The worst month for Britain’s manufacturers since January and a widening trade deficit gave a reality check to recovery hopes today following a raft of upbeat news.
Buoyant retail spending, the biggest surge in demand from would-be homeowners since 2009, and rising confidence among financial executives have fuelled the feelgood factor surrounding the economy in recent days. But manufacturing output shrank by a bigger than expected 0.8 per cent in May, confounding more positive survey data and City expectations of a rise. Overall industrial production remained stagnant in May, the Office for National Statistis added.

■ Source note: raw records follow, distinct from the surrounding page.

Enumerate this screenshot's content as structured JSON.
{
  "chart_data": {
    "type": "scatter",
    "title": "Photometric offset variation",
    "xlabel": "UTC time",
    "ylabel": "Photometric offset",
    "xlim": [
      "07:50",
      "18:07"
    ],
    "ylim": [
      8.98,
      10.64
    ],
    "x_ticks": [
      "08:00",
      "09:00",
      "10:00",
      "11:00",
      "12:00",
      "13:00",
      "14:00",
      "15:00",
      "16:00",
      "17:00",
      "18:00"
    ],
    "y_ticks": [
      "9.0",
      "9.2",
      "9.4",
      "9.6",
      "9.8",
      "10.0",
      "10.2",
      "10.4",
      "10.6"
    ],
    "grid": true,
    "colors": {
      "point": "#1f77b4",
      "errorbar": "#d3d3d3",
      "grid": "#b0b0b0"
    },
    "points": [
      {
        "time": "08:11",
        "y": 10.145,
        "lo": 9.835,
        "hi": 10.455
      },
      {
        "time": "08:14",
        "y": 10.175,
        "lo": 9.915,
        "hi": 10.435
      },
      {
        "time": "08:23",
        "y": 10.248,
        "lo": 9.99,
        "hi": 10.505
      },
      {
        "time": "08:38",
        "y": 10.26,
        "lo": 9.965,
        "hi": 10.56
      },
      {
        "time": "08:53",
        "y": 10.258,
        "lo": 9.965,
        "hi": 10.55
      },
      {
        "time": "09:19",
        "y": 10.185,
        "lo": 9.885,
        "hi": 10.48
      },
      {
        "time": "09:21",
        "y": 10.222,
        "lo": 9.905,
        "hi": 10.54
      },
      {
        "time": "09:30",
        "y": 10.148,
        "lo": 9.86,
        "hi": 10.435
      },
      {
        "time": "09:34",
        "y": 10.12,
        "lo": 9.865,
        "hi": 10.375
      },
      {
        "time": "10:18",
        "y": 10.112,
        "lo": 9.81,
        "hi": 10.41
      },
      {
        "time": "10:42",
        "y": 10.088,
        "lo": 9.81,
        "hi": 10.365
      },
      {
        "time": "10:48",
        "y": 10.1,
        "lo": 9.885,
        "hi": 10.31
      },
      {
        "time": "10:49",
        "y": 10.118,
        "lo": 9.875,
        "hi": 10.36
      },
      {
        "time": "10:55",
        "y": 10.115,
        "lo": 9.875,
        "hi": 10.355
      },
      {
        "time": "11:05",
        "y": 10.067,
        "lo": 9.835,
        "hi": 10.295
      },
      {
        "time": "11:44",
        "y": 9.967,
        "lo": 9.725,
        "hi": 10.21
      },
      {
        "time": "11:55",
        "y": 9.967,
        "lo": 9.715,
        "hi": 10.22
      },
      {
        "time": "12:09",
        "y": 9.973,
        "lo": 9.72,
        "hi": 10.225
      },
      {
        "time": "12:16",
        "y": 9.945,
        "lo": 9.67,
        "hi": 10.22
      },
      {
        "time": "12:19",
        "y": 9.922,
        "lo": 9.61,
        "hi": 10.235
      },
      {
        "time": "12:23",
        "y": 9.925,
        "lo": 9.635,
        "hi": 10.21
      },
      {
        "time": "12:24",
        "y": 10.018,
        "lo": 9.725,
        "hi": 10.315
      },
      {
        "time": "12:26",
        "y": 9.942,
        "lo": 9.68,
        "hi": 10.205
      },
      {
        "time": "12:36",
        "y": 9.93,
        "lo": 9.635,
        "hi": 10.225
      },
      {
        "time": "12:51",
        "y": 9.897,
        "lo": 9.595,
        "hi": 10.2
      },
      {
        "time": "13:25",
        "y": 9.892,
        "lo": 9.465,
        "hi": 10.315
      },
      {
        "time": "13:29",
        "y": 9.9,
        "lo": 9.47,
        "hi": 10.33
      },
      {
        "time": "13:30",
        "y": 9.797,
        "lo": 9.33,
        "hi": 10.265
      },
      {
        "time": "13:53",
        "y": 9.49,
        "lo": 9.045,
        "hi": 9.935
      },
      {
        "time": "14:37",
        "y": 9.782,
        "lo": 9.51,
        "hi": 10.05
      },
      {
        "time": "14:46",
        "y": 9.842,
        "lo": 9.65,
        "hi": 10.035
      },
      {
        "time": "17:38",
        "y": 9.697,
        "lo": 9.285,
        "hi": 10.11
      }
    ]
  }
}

Moody’s Analytics UK economist Melanie Bowler said it could take until “close to the end of the decade” for manufacturers to make a full recovery as output lags 13% below its pre-recession peak. She said: “We do not anticipate a strong, sustained recovery in industry for some time, given that domestic demand remains bound by fiscal austerity and that still-severe economic difficulties facing key euroland trade partners suggest demand for British exports will remain contained.”
The UK’s goods trade gap with the rest of the world meanwhile widened to £8.5 billion in May, leaving it unlikely to make the same contribution to growth seen in the first quarter. Excluding oil and one-off items, exports have grown 1.3 per cent over the past quarter, compared with a 1.4% rise in imports.
Bright spots included a narrowing of the trade deficit with China as exports grew 17 per cent above the UK average, but experts saw little sign of a significant trade boost. Berenberg bank economist Rob Wood said: “An export-led recovery this is not. All the pressure is on the consumer and the services sector to maintain growth.”
There was better news from advertisers, who grew spending 2.4 per cent in the first quarter, according to the Advertising Association and research firm Warc. Internet advertising was the main driver, surging 11 per cent . “These figures don’t just reflect growing confidence, they represent an important investment in the recovery,” said Tim Lefroy, chief executive of the AA.